The failure of such economic conditions to trigger a more overt opposition to the existing power structures in Cuba is something even vocal dissidents in the country acknowledge.
"For those of us with the illusion that people are preoccupied by the most burning issues of the day, it's always a little frustrating to come across a group of men shouting and gesticulating passionately, not about how to end the country's dual monetary system, nor how to reclaim some right they've been cheated out of, but only about whether some play was the right thing to do, or who, among all the players, is the best batter," wrote Yoani Sanchez, the author of the blog Generation Y, in a post last week about the ongoing Cuban baseball finals between Industriales of Havana and their rivals from Villa Clara.
A costly struggle
Ricardo Alarcón opens with a joke. As president of the National Assembly of the People's Power, he acts as the speaker of the legislative chamber, which means he rarely has to speak, but instead orders others to take the floor.

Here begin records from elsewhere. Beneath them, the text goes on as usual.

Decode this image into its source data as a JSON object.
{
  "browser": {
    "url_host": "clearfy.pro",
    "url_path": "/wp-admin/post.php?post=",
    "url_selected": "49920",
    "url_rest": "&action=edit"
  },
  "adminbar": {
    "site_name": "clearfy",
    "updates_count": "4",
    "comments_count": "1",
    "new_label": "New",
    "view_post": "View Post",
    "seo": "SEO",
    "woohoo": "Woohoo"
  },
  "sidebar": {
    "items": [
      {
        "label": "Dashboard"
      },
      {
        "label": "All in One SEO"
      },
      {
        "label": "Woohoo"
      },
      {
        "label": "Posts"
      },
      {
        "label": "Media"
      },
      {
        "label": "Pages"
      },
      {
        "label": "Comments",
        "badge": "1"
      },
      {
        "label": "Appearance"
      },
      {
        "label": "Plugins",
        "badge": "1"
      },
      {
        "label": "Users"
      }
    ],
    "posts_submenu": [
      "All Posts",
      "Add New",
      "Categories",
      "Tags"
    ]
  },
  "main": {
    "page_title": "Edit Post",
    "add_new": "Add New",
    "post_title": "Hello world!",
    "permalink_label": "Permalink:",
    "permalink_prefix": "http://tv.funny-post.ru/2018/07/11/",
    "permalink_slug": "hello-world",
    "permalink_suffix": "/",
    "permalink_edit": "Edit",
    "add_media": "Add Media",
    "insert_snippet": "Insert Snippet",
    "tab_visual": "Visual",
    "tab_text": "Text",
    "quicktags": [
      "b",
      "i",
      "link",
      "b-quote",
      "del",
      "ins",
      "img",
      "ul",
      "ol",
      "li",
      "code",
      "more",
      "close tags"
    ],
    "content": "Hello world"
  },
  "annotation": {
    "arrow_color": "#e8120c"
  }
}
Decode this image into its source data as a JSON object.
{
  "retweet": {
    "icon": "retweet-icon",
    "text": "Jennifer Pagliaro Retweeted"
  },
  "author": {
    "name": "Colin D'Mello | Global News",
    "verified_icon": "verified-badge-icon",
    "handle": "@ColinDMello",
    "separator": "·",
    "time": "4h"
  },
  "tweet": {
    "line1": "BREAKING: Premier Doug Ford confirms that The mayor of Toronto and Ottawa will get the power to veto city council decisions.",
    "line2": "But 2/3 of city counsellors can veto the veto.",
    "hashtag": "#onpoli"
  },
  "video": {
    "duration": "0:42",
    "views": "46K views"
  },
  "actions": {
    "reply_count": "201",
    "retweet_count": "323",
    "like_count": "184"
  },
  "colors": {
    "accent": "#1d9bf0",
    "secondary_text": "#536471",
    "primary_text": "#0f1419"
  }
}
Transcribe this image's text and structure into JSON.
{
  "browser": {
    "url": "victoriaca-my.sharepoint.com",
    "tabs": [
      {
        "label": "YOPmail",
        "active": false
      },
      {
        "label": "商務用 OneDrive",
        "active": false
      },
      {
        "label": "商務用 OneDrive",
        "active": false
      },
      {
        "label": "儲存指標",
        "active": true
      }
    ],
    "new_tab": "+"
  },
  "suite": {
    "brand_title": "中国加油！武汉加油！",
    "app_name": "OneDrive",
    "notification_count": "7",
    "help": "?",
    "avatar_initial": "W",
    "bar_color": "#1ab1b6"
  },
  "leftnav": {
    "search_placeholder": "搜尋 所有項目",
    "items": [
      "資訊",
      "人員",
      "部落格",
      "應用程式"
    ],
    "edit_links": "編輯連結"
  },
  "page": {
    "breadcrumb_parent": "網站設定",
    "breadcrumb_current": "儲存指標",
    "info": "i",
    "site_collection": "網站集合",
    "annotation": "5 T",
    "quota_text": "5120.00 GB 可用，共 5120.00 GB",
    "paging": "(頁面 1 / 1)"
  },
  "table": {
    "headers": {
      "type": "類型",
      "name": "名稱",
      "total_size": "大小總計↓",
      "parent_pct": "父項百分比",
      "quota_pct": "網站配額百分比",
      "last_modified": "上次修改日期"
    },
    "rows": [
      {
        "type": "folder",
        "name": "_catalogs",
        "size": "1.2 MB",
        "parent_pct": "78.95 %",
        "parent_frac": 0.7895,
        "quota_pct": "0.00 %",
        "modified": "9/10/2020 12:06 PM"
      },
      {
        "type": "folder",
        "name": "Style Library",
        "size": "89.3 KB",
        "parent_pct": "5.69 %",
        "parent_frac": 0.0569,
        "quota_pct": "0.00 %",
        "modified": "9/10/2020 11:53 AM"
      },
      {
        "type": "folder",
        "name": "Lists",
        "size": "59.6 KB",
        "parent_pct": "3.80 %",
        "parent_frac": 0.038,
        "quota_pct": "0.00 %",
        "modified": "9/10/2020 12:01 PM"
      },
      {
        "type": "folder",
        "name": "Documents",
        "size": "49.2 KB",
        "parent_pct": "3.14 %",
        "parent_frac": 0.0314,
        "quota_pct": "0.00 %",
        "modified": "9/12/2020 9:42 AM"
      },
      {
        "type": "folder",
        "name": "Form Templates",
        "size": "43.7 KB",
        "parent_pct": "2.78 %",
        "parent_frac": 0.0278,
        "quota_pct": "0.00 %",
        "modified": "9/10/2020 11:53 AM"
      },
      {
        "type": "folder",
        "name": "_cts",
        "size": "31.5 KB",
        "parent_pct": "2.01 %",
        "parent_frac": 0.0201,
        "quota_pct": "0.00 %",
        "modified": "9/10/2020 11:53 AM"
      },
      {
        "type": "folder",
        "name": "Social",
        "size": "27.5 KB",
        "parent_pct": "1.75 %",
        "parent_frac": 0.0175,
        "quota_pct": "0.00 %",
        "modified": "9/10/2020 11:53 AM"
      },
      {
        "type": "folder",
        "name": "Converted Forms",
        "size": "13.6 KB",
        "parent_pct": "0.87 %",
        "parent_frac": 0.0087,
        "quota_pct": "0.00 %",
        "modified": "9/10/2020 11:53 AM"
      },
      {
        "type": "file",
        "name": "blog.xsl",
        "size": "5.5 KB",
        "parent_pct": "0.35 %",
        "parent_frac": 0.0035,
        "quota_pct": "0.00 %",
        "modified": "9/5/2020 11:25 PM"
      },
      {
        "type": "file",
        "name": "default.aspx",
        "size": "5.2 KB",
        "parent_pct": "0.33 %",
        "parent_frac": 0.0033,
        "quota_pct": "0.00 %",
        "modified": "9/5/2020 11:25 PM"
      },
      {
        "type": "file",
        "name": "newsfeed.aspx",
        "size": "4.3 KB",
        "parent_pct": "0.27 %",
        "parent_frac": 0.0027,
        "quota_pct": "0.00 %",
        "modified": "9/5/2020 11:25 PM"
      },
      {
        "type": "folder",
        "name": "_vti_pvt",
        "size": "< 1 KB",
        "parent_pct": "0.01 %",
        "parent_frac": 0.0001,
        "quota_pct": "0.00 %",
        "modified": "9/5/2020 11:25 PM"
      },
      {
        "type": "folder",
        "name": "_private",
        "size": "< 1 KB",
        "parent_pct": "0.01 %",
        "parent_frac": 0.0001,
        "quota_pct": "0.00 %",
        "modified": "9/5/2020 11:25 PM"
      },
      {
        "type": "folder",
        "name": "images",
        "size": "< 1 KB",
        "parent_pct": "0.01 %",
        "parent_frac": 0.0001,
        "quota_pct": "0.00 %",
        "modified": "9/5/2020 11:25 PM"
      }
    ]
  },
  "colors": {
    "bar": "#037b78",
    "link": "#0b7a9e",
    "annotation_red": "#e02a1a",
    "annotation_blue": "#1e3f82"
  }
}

Alarcón, one of the most powerful politicians in Cuba, is speaking at a late-evening reception on the open terrace of the Ludwig Foundation in the Havana neighborhood of Vedado, flanked by Cuban artists, the leaders of Amistad America and others who arranged the quasi-diplomatic visit that is the schooner's trip to Cuba.
Alarcón is speaking primarily about the struggle for racial equality that is the primary subject of the Amistad event, but toward the end of his remarks, he interjects a note on economics. Other nations around the Caribbean threw off the yoke of colonial power as Cuba did, he notes, but too often entered independence with the same structures of racial and class hierarchy in place.
"From the very first day, that struggle was indivisible from the struggle of black people who had been exploited and overexploited in this island," he says.
Other countries have tried less radical change, and have retreated from the 1959 ideal of mandating equality even if only harsh measures will work. But not Cuba, Alaracón says.
"And that is the reason why this struggle has been so difficult, why it has cost us so dearly."